ABSTRACT

In an essay on anthropological museums, James Clifford suggests that one way of understanding ethnography itself is as “a form of culture collecting”. This perspective highlights “the ways that diverse experiences and facts are selected, gathered, detached from their original temporal occasions, and given enduring value in a new arrangement” (1988:231). Like ethnographies, museums construct spaces or slots of meaning inside which other cultures can be made intelligible to the museum visitor, and they give verbal information that answers the visitor's question “What does it mean?” (MacGaffey 2003:255). In these respects ethnographic exhibitions parallel the translation task of written ethnography, and the two also have close institutional and historical links. The ethnographic museum remains an important ‘public face’ of academic anthropology, though it enjoys an audience far larger and more diverse than written ethnography can dream of.

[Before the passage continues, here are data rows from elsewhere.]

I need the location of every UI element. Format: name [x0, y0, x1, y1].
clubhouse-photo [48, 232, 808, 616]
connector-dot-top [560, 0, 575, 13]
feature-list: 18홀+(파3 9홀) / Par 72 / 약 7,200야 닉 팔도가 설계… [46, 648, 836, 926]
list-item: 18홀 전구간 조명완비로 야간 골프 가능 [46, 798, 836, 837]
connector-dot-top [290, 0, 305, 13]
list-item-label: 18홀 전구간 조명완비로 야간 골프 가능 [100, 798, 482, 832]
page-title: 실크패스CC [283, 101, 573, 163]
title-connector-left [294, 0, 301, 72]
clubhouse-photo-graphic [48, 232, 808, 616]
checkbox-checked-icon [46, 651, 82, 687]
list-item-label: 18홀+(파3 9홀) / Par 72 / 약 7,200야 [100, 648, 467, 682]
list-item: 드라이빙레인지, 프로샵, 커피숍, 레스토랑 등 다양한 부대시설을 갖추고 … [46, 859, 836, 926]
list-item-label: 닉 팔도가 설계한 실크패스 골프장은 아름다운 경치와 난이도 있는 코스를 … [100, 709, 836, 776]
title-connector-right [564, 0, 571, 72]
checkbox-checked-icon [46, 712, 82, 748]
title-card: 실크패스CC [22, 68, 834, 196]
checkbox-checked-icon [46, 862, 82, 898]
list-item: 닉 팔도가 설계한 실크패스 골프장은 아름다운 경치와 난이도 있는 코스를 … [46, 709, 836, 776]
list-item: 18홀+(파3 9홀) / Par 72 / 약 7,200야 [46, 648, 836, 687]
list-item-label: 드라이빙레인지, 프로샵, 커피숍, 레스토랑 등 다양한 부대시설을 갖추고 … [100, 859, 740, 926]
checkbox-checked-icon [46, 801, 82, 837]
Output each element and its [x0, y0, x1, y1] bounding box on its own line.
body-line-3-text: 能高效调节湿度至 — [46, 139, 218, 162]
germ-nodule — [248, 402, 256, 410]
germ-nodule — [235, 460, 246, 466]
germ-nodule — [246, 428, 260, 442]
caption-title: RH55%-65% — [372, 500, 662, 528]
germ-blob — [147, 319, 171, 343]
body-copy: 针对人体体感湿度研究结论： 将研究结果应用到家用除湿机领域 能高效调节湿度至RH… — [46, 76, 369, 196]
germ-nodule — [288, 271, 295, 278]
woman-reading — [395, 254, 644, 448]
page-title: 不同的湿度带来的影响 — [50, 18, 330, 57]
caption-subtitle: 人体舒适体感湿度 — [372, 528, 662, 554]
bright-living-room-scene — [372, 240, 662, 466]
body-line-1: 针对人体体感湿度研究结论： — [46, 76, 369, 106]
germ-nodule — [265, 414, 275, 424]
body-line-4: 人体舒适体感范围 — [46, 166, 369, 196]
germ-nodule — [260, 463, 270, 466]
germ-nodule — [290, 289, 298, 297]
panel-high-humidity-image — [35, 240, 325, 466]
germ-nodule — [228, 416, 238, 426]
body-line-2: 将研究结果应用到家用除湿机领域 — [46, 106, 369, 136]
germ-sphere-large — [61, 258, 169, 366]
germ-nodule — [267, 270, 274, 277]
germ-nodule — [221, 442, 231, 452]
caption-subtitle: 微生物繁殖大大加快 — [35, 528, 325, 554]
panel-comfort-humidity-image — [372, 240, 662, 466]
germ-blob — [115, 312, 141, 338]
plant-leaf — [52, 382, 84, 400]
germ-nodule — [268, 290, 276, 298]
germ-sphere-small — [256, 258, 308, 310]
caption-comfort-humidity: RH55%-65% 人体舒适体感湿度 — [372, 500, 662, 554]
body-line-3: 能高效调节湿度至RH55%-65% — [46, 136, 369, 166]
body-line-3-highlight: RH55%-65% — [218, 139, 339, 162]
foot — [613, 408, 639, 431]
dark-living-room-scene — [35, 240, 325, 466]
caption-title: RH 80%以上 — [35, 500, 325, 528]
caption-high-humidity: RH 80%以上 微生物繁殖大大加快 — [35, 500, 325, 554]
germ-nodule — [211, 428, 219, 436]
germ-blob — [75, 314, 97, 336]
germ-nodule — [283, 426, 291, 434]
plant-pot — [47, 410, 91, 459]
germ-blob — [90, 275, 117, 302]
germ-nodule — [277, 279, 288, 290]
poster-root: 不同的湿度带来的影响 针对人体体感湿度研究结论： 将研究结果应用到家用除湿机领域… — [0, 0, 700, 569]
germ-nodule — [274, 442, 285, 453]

Can museum ethnography, though, usefully be studied in terms of translation? Unlike literary translation there is no preceding physical text, and unlike written ethnography the museum's medium is not primarily words. Yet the ethnographic display shares with written ethnographies the task of ‘making sense’, in terms intelligible to the receiving culture, of a mass of cultural practices — it is another form of knowledge-sieve through which other people's lives are filtered for presentation inside the receiving discipline of anthropology, the larger institution of the museum, and the surrounding society.